Vegan Italian Sausage & Ricotta Zucchini Pinwheels

  • Author: Nina | Tofu Test Kitchen
  • Prep Time: 10
  • Cook Time: 60
  • Total Time: 1 hour 10 minutes


Rolled up zucchini noodles make a perfect pinwheel for lasagna, and Italian seasonings pack in the flavor in the chickpea sausage & tofu ricotta.



Pinwheels & sauce

  • 3 medium zucchini, thinly sliced lengthwise using a mandoline
  • 2 ½ cups marinara sauce
  • 2 cloves garlic, minced
  • 3 cups baby spinach

Tofu ricotta

  • 1 15-oz package firm tofu, drained and pressed
  • 2 tbsp nutritional yeast
  • 1 tbsp brewers yeast 
  • 2 tsp dried parsley
  • 1 ½ tsp dried basil
  • 1 tsp dried oregano
  • ¼ tsp salt
  • ¼ tsp black pepper

Italian chickpea sausage crumbles

  • 1 tbsp extra virgin olive oil
  • ½ cup diced onion
  • 2 cloves garlic, minced
  • 1 ½ 15-oz cans low sodium chickpeas, drained and rinsed
  • 2 tbsp green olives, chopped
  • 1 tbsp red wine vinegar
  • 1 tsp tamari
  • 1 tsp dried oregano
  • 1 tsp smoked paprika
  • ½ tsp dried thyme
  • ½ tsp ground sage
  • ¼ tsp cayenne pepper
  • ¼ tsp black pepper

Suggested toppings: fresh basil, cashew Parmesan cheese, red pepper flakes


  1. In a large pan, heat 1 tbsp extra virgin olive oil on medium heat. Add garlic and heat for 30 seconds until fragrant. Add sauce and spinach, stir, and continue to heat on medium in order to reduce the sauce until it thickens, about 10 minutes. Then set aside.
  2. Roll the rinsed chickpeas around in a clean lint-free kitchen towel to dry thoroughly and help remove the skins. You don’t have to remove them all, just the majority. In a large bowl, crumble the chickpeas with a fork or potato masher. Stir in the olives, tamari, vinegar, and sausage seasonings.
  3. Heat 1 tbsp oil on low heat in a medium pan.

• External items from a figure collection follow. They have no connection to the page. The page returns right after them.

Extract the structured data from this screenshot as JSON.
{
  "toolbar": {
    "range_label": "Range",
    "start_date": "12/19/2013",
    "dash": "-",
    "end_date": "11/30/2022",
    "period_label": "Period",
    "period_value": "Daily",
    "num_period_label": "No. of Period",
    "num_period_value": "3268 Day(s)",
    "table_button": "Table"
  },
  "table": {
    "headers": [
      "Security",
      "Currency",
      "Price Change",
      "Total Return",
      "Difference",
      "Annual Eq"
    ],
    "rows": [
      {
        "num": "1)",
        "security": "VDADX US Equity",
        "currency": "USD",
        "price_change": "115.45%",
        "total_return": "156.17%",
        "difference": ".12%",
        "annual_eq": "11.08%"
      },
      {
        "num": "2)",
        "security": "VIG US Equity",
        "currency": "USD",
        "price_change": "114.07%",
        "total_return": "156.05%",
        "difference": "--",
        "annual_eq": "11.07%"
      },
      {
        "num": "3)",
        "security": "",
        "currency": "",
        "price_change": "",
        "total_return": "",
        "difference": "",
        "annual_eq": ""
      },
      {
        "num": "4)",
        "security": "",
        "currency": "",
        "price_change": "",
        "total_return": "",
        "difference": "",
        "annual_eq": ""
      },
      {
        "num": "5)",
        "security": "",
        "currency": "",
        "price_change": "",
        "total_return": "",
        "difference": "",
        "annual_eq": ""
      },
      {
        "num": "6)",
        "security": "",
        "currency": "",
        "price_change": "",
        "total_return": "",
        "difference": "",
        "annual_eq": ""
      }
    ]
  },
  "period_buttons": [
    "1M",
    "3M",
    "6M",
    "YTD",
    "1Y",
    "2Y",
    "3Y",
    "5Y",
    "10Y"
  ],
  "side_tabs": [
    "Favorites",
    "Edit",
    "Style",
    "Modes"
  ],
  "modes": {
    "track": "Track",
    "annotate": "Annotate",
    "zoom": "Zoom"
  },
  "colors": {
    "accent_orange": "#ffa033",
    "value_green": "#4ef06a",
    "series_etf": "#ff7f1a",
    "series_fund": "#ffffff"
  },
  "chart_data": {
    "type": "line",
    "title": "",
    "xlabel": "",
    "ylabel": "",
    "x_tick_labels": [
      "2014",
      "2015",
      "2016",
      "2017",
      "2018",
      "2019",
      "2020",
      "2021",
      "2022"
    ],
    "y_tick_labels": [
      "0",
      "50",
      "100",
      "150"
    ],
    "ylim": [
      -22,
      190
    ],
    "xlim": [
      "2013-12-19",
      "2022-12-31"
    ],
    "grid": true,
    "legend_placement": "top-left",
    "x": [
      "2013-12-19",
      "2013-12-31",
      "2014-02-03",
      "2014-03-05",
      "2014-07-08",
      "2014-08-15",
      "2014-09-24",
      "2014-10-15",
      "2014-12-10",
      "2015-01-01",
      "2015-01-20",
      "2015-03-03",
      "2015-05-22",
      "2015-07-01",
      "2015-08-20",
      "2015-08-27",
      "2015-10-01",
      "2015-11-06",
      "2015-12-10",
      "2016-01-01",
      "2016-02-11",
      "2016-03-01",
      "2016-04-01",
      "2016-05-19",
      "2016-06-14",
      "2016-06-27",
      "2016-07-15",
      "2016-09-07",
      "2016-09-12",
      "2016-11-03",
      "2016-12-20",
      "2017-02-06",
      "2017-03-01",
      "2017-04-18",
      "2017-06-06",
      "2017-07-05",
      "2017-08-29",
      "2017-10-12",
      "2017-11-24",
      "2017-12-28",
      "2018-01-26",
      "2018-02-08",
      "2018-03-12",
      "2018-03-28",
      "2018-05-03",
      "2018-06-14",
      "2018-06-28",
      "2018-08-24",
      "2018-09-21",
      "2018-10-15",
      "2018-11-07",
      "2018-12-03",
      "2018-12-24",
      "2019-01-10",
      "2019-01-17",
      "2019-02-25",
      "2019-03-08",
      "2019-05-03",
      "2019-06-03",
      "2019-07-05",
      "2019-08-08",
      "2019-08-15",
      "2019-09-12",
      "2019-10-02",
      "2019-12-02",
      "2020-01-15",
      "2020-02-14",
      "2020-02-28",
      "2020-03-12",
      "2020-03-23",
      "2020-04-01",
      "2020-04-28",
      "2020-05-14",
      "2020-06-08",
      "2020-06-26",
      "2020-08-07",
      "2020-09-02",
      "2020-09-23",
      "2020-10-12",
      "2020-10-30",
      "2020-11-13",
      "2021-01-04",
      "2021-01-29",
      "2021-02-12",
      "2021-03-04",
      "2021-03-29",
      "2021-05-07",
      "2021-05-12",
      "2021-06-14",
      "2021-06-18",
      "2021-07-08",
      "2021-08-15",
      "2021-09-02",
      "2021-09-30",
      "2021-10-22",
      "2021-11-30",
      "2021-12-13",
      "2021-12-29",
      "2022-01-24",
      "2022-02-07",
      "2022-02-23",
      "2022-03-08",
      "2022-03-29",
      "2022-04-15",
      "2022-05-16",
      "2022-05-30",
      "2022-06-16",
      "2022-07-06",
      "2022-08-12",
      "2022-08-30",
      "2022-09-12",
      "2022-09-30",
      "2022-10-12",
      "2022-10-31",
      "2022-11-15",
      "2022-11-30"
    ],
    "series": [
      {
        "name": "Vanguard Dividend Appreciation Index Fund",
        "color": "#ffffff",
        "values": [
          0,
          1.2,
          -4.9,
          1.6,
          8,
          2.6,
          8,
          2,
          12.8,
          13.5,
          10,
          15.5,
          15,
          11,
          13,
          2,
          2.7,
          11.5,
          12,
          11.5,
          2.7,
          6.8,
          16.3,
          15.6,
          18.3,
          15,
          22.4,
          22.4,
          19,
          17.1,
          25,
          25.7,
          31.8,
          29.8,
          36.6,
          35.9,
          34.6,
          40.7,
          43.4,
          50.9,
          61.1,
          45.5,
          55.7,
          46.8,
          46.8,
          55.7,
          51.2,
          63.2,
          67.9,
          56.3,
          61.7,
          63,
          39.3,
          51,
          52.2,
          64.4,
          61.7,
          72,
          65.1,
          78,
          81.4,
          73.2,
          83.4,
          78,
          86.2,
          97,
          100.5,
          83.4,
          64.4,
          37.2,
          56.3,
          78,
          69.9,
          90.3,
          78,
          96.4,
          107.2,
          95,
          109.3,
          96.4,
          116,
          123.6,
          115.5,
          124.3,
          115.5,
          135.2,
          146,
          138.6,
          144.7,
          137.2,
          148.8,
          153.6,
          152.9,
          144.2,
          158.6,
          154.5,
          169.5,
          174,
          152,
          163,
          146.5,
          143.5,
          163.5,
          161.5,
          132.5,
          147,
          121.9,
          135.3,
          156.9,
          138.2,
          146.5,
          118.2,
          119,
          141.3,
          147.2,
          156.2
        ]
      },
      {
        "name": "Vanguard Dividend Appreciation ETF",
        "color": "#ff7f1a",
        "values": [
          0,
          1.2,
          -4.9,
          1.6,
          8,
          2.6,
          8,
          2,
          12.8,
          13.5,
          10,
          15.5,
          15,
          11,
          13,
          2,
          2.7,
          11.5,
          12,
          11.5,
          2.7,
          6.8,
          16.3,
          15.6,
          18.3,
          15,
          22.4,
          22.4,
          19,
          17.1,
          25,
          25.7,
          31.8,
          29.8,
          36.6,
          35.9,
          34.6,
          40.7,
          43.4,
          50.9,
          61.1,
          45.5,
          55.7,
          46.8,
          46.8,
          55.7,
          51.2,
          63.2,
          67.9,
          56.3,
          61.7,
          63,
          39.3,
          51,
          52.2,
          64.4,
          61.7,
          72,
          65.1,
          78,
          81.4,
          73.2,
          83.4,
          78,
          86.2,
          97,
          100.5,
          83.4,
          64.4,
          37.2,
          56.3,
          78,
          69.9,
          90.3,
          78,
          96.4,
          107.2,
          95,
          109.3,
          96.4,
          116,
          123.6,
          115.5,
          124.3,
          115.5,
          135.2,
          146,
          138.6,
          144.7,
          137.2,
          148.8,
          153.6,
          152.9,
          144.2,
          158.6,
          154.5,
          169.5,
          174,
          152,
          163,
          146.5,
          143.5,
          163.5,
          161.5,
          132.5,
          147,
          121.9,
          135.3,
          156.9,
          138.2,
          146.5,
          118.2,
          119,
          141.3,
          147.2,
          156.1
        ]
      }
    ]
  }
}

Add the diced onion and cook until soft and translucent, about 8 minutes. Add 2 cloves minced garlic and heat for another 30 seconds. 
  4. Add the chickpea mixture to the pan, stir, and increase heat to medium. Cook for another 5 minutes, then remove from heat.
  5. Line a baking sheet with a couple layers of paper towels. Lay the zucchini slices flat on the towels and sprinkle generously with salt. Place one layer of paper towels on top of the salted slices, let rest for 10 mins, then wipe clean to remove excess moisture from the zucchini.
  6. In a large bowl, crumble the tofu with a fork or your fingers until it takes on a ricotta like consistency. Add the yeasts, parsley, basil, oregano, salt, and pepper. Stir to combine, taste, and adjust the seasonings if necessary.
  7. Preheat oven to 350 F. Lightly oil a round casserole dish, pour in marinara, and set aside.
  8. On each slice of zucchini, spread about ½ tbsp each of the ricotta and sausage mixtures. Roll up each zucchini slice into pinwheels. Gently place each one in the marinara casserole dish. 
  9. Bake for 30 minutes and serve warm. Consider topping with fresh basil, cashew Parmesan cheese, and red pepper flakes.